E-papieros powodem alarmu antyterrorystycznego
Antyterrorystyczny alarm, który spowodował wstrzymanie ruchu na brytyjskiej autostradzie M6 w obu kierunkach i zmobilizował policję do akcji na dużą skalę, został wywołany przez... elektroniczny papieros - poinformowała policja w hrabstwie Staffordshire.
Jeden z pasażerów autokaru, jadącego z Preston w północno-zachodniej Anglii do Londynu zawiadomił policję, że z torby innego pasażera unoszą się opary. Policja nie zlekceważyła tego doniesienia i zareagowała błyskawicznie.
Kierowcy polecono, by zjechał na pobocze. Uzbrojeni policjanci wyprowadzili 48 pasażerów i zabronili im porozumiewać się między sobą. Rozbito namiot z przenośnym laboratorium do analiz chemicznych. Do akcji skierowano policyjne psy, wezwano śmigłowiec oraz żołnierzy wyspecjalizowanych w rozbrajaniu ładunków wybuchowych. Autokar gruntownie przeszukano.
Niewykluczone, że elektroniczny papieros był wadliwy, "przegrzał się", bądź też ktoś nieumiejętnie się nim posługiwał. W autobusach obowiązuje zakaz palenia.

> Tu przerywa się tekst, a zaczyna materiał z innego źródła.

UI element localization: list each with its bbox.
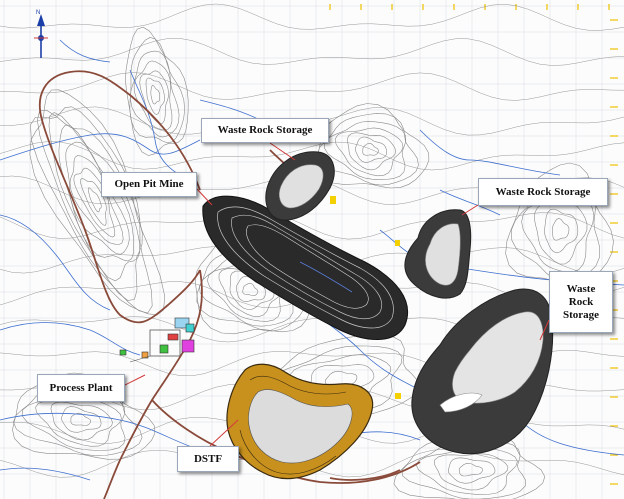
- north-arrow-icon: N: [34, 10, 48, 58]
- label-text: Waste Rock Storage: [495, 185, 591, 198]
- label-text-line-1: Waste: [566, 282, 596, 295]
- label-text-line-2: Rock: [568, 295, 594, 308]
- north-arrow-label: N: [36, 10, 40, 16]
- label-text: Open Pit Mine: [114, 178, 184, 190]
- label-waste-rock-storage-north: Waste Rock Storage: [201, 118, 329, 143]
- label-process-plant: Process Plant: [37, 374, 125, 402]
- dstf-area: [226, 363, 374, 480]
- site-layout-drawing: N: [0, 0, 624, 499]
- process-plant-area: [119, 317, 195, 363]
- label-waste-rock-storage-east: Waste Rock Storage: [478, 178, 608, 206]
- label-text: Process Plant: [49, 381, 113, 394]
- label-text-line-3: Storage: [562, 308, 600, 321]
- label-text: DSTF: [193, 452, 223, 465]
- waste-rock-storage-southeast-area: [411, 288, 554, 455]
- site-map: N Waste Rock Storage Waste Rock Storage …: [0, 0, 624, 499]
- label-dstf: DSTF: [177, 446, 239, 472]
- label-waste-rock-storage-southeast: Waste Rock Storage: [549, 271, 613, 333]
- label-text: Waste Rock Storage: [217, 124, 313, 136]
- label-open-pit-mine: Open Pit Mine: [101, 172, 197, 197]
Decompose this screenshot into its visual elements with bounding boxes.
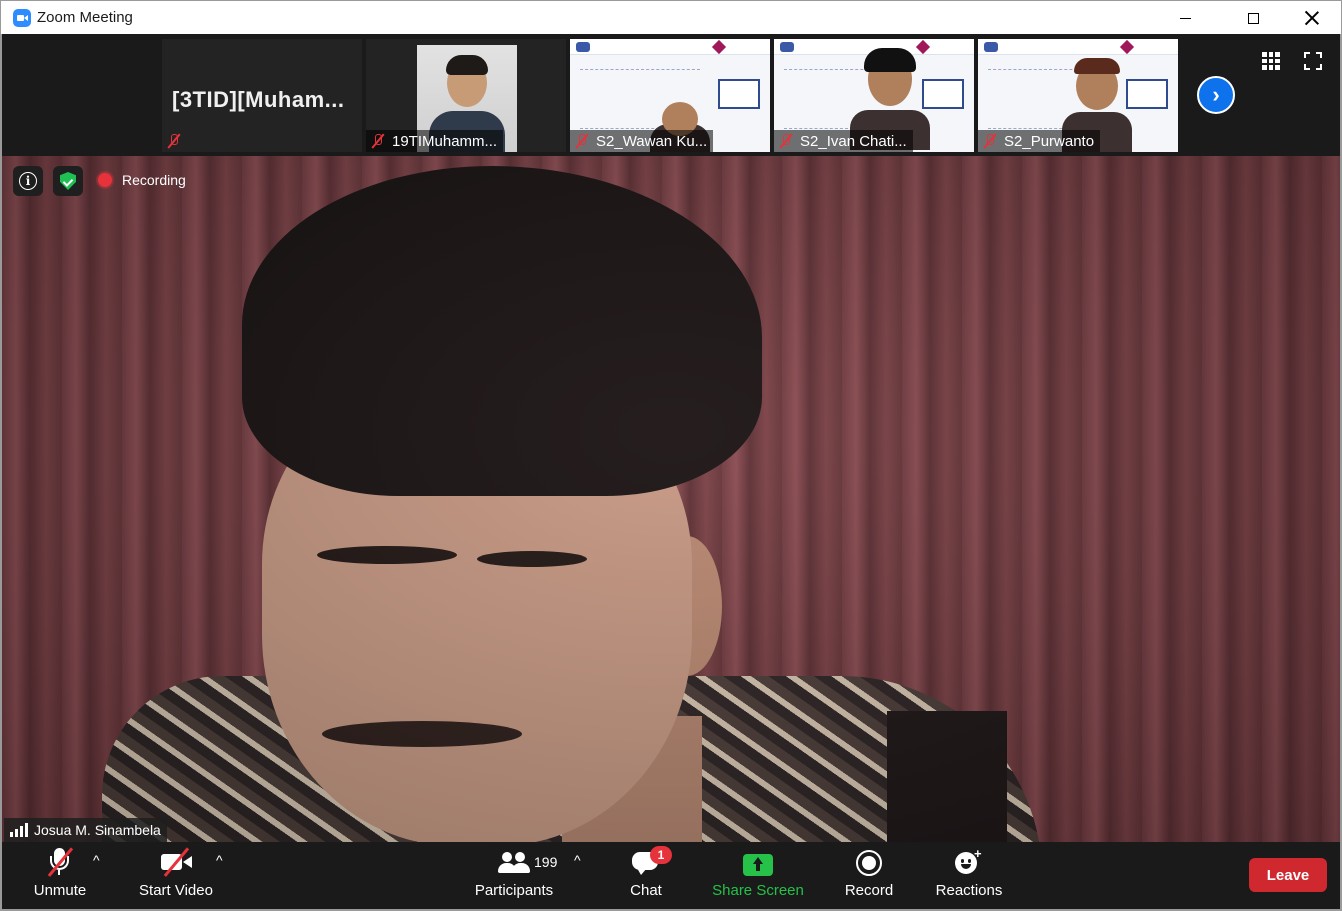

- Biorąc pod uwagę, że doniesienie było wiarygodne, reakcja policji była proporcjonalna do skali zagrożenia - oświadczyła rzeczniczka policji w Staffordshire cytowana przez Sky TV. Nikogo z pasażerów nie uznano za podejrzanego. Ruch na autostradzie przywrócono po kilku godzinach.
Podczas rozpoczynającej się 27 lipca olimpiady w Londynie zapowiadane są bezprecedensowe środki bezpieczeństwa.